This is Volume Two in Naxos' series of Samuel Barber's orchestral works. I called Volume One "the best new recording of Barber's music to come my way in a long time," and this second volume is almost as desirable. Alsop, a student of Bernstein and Ozawa, is a little more restrained here. It is actually refreshing not to hear the Adagio for Strings played as a sob-fest. Alsop doesn't wring the last few tears out of it, thereby ensuring that the music retains the sophistication that it can lose in more sodden readings.
Barber's Cello Concerto, written shortly after he was discharged from the United States Air Force in 1945, has "established itself only at the margins of the repertoire," in the words of booklet note author Richard Whitehouse. (Virgil Thomson, the dean of American music critics, thought it compared well to the work of Brahms.) Nevertheless, Yo-Yo Ma made an excellent recording of the concerto with David Zinman for CBS/Sony in 1988, and Steven Isserlis recorded it with Leonard Slatkin for RCA Victor in 1994, so new recordings seem to come at six-year intervals. Warner and Alsop are the slowest of the three by several minutes, particularly in the final movement. Their interpretation is more lyrical and darker than Ma/Zinman's and Isserlis/Slatkin's. If you want a brilliant, driving interpretation of this score, Warner/Alsop might not satisfy. I think that this reading has a lot of integrity, however, and it offers an alternative to the other two, not just an echo. Warner is a rising star, and it probably won't be long until she is making recordings for the full-priced labels.
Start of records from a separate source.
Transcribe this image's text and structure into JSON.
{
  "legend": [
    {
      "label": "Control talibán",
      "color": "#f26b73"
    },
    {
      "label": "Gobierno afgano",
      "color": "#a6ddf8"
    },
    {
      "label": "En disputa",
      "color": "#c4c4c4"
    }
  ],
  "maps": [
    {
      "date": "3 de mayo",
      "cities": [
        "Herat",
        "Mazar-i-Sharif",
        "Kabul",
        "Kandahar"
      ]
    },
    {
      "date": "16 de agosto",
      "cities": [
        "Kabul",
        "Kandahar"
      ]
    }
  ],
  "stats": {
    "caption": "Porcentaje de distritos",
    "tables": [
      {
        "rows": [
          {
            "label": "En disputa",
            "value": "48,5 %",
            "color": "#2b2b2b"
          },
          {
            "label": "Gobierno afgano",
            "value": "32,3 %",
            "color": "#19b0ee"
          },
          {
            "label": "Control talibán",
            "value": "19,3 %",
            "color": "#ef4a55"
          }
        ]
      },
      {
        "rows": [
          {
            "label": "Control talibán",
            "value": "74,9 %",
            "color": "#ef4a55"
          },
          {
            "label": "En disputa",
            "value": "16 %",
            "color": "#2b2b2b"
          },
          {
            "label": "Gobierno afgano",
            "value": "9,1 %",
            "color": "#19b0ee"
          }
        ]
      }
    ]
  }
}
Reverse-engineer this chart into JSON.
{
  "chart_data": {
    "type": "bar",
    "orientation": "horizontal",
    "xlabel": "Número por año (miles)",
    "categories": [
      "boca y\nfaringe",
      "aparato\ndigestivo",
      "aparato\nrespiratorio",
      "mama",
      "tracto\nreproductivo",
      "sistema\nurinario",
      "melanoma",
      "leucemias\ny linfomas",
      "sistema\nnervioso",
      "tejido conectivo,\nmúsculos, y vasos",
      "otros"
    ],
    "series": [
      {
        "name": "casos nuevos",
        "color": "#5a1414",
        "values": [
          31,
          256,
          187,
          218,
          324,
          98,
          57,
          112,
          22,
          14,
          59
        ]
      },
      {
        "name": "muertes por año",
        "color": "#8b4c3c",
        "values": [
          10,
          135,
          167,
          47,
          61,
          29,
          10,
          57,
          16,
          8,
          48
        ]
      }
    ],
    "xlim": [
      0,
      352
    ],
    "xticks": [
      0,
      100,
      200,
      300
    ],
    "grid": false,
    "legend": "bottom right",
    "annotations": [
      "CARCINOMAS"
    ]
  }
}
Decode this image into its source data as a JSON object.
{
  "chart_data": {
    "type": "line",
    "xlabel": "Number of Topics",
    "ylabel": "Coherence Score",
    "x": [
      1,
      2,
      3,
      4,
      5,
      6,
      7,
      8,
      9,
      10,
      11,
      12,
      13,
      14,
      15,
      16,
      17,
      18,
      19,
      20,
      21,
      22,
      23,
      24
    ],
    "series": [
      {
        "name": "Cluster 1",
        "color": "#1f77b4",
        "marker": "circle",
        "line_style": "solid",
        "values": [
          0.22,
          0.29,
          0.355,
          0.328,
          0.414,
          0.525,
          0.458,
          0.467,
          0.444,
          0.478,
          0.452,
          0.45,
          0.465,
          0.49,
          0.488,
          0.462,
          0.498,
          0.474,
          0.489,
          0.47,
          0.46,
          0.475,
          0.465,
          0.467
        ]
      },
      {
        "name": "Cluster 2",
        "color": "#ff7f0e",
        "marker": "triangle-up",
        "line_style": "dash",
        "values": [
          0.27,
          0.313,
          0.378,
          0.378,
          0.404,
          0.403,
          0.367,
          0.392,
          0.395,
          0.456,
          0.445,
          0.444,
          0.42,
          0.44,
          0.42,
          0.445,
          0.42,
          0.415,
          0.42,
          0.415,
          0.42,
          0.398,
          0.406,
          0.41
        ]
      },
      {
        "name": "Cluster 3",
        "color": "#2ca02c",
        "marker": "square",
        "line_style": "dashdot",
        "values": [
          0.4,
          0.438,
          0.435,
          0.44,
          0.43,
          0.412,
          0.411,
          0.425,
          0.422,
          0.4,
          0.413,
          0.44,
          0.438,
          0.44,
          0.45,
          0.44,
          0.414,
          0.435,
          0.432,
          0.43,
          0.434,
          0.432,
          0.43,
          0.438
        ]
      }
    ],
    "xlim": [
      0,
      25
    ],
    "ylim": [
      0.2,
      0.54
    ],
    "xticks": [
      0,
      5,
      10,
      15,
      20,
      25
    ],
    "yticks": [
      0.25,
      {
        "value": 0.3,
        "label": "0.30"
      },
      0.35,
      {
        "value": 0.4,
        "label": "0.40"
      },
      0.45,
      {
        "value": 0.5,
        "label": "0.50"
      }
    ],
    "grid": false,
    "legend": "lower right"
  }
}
It is more common to record just "Médea's Meditation and Dance of Vengeance" from the ballet score that Barber wrote for Martha Graham. That 12-minute condensation effectively concentrates the score's tensions into a small, bitter, and intense package. The complete suite, as recorded here, appears less often. One notable recording was done by Howard Hanson and the Eastman-Rochester Orchestra in 1959 (Mercury Living Presence 432 016-2). Again, Alsop is more expansive throughout most of the score, less willing to "bite" than just about any other conductor I've heard record this work, or portions of it. It was supposedly Graham's and Barber's intention that the ballet represent not just Médea and Jason, but the universality of their passions. Alsop's thoughtful reading – one that doesn't lack passion, however – might do just that.
As on the earlier disc, the Scottish orchestra plays splendidly, and the engineering, which features 24-bit technology, surpasses that found on older discs. A keeper.